La course, on peut en faire une thérapie, un loisir, une façon de rencontrer des gens fantastiques, un plan de remise en forme, une façon de se redonner de la confiance, de devenir plus fort, etc. Tout ça. N’essayez pas avec le golf, la pétanque ou le wakeboard. Je veux dire, la course, ça mène à tout et surtout à soi. Le soi que nous perdons souvent de vue.
Et dans le soi, il y a des chaînes qui nous tiennent solidement.
Ces chaînes, elles n’attendent que ça se faire briser par notre volonté, par notre «guts».
J’ai couru le week-end dernier le Défi Bleu de Martinique. Le départ était à 22h samedi soir. Courir dans la nuit un 59 km de boue, de côtes complètement malades, de sentiers si glissant qu’il fallait s’accrocher aux cordages pour ne pas tous tomber les uns sur les autres, c’était épique.
Passer une nuit à faire ça.
Mais voilà, habituellement je dors la nuit. Je ne m’en vais pas caracoler avec des amis dans le milieu de la nature martiniquaise par la grande noirceur et pour toute la nuit!
J’avais la trouille depuis quelques jours, mais je ne le disais à personne. J’ai quand même ma réputation à garder vivante. Mais une crevaison, oublier mes runnings, une mini blessure, n’importe quoi qui aurait fait que samedi soir je me serais dirigée vers mon doux lit, aurait fait l’affaire voyez-vous. J’attendais d’être sauvée par le hasard. Vous connaissez le «shit happens», bien je l’attendais. Il n’est pas venu. Il ne m’a pas sauvé.
À 22h, juste avant le départ, j’avais la trouille.
J’avais peur des araignées qui selon Google volent dans ce coin-là. J’avais peur du tunnel où les chauves-souris sont là et tournoient autour de vous. J’avais peur des moustiques, des serpents venimeux, de la maladie leptospirose qui est dans les forêts ici. J’avais peur de me perdre, que ma frontale me lâche, que je ne sois plus capable de continuer par manque de sommeil, etc. J’étais bien occupée à avoir peur de tout ça! J’en avais de la misère à voir à quel point j’étais chanceuse d’être là avec mes amis, de vivre ce moment.

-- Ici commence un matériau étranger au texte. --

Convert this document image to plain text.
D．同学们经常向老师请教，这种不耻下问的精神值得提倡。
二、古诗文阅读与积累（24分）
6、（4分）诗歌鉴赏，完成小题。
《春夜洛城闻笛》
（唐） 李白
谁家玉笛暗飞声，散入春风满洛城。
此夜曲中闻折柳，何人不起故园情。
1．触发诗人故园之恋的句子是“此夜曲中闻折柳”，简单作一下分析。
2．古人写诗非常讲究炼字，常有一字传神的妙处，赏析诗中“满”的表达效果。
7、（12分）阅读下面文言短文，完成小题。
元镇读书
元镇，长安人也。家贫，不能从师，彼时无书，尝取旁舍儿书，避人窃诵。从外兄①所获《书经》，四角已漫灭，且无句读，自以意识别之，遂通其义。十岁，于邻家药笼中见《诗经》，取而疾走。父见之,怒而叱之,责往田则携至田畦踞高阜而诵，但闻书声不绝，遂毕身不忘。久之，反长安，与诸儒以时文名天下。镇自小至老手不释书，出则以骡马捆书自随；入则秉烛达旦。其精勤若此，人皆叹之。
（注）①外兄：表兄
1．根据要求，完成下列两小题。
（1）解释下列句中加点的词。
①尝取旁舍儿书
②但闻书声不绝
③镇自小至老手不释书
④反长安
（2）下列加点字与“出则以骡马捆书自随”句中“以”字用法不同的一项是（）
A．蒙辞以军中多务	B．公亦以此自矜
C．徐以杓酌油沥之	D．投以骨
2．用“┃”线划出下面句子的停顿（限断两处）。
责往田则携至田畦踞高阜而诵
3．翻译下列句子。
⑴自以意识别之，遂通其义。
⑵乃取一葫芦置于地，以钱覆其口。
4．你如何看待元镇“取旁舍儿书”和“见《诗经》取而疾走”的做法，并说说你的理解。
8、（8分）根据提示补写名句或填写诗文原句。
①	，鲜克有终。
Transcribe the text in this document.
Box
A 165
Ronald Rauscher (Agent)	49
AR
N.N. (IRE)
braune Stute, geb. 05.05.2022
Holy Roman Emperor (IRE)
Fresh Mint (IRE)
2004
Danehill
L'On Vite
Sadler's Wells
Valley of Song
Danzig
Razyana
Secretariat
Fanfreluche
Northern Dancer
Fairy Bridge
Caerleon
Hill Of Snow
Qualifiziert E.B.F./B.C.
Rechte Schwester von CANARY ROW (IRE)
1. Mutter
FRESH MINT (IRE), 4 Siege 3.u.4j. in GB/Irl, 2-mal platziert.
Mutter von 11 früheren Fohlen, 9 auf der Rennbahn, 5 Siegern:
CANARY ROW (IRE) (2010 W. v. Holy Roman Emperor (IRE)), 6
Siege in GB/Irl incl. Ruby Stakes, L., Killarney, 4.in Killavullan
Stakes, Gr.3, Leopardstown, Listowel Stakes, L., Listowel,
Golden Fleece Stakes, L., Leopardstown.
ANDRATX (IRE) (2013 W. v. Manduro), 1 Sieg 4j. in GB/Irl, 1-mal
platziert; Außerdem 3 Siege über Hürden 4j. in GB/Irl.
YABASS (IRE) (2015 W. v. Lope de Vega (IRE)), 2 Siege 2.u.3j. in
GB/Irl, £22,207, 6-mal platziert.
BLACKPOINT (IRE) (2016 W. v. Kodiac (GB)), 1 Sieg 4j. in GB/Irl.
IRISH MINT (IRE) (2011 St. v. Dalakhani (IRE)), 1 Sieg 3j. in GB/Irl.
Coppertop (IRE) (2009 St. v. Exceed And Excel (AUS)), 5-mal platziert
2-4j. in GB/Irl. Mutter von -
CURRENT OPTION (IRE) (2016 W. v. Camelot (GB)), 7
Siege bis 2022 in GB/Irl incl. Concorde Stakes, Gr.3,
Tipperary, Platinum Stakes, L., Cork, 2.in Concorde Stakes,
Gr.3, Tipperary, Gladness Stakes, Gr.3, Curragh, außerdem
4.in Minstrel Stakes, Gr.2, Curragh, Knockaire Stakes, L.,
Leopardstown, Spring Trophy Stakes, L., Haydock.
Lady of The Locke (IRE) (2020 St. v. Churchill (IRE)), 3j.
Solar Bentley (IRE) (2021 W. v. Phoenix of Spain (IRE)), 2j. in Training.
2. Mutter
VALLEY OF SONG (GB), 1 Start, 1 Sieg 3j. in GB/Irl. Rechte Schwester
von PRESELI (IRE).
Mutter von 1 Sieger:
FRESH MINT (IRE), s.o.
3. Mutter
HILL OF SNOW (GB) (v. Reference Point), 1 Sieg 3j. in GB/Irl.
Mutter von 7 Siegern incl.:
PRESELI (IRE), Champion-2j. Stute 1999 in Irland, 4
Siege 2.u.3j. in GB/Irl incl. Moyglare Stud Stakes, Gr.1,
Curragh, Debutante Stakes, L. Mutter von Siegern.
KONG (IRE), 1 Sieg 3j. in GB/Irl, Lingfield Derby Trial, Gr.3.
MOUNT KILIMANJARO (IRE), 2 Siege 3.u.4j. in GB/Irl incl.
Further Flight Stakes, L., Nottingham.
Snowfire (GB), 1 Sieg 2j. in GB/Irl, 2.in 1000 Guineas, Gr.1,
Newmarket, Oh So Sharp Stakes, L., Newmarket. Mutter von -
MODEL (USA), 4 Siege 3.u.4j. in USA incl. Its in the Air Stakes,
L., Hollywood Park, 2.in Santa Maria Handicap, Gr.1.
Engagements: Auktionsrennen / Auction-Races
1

J’ai passé la nuit à courir. Mais surtout j’ai passé la nuit à ne pas avoir trop peur. Je me calmais tout au long des kilomètres, j’avançais tout doucement avec mes amies. Avancer c’est probablement ce qui aide le plus à détruire les peurs.
Puis, au matin après 10h51 de course, nous sommes arrivées, mes deux amies Karine et Diana, et moi, radieuses et en super forme.
Mes peurs, elles avaient sacré le camp. Avez-vous déjà vu quelqu’un rester quand vous ne vous occupez pas de lui? C’est pareil pour les peurs. Je les ai ignorées toute la nuit, trop occupée à regarder la voûte céleste, la lune qui avait une forme et la couleur d’un quartier d’orange, à écouter la forêt, à faire connaissance avec les autres coureurs que nous croisions, à respirer les odeurs nouvelles. Et, dans cette nuit, à m’apercevoir que je suis bien plus forte que je croyais. Que ce que je ne connais pas continue à me faire peur malgré ma grande confiance en moi.
C’est toujours pareil, la seule façon de voir notre force c’est de l’utiliser, c’est de la lancer vivement sur le mur et de la voir rebondir et nous amener loin avec elle.
Et au passage, mettre aux poubelles, les peurs petites et grandes.
Et là maintenant, je me tiens devant vous, et je suis prête à d’autres défis qui avant me faisaient peur.
Je suis gagnante, vous ne trouvez pas?
P.S.: Bravo à mes amies Karine et Diana qui sont des championnes! Nous avons fait un superbe travail ensemble!
Première journée de course pour adaptation à la chaleur. Ouf, mon look après seulement 4 km!
Deuxième sortie d’adaptation à la chaleur. C’est beau la Martinique!
On vient de ramasser nos dossards. Ça s’en vient!
On nous dit d’apporter obligatoirement une timbale. Heu, j’ai pas ça moi! On va en fabriquer une!
Le matin même, je défais le bloc d’alimentation..
..comment elle va tenir ma frontale sans son bloc d’alimentation?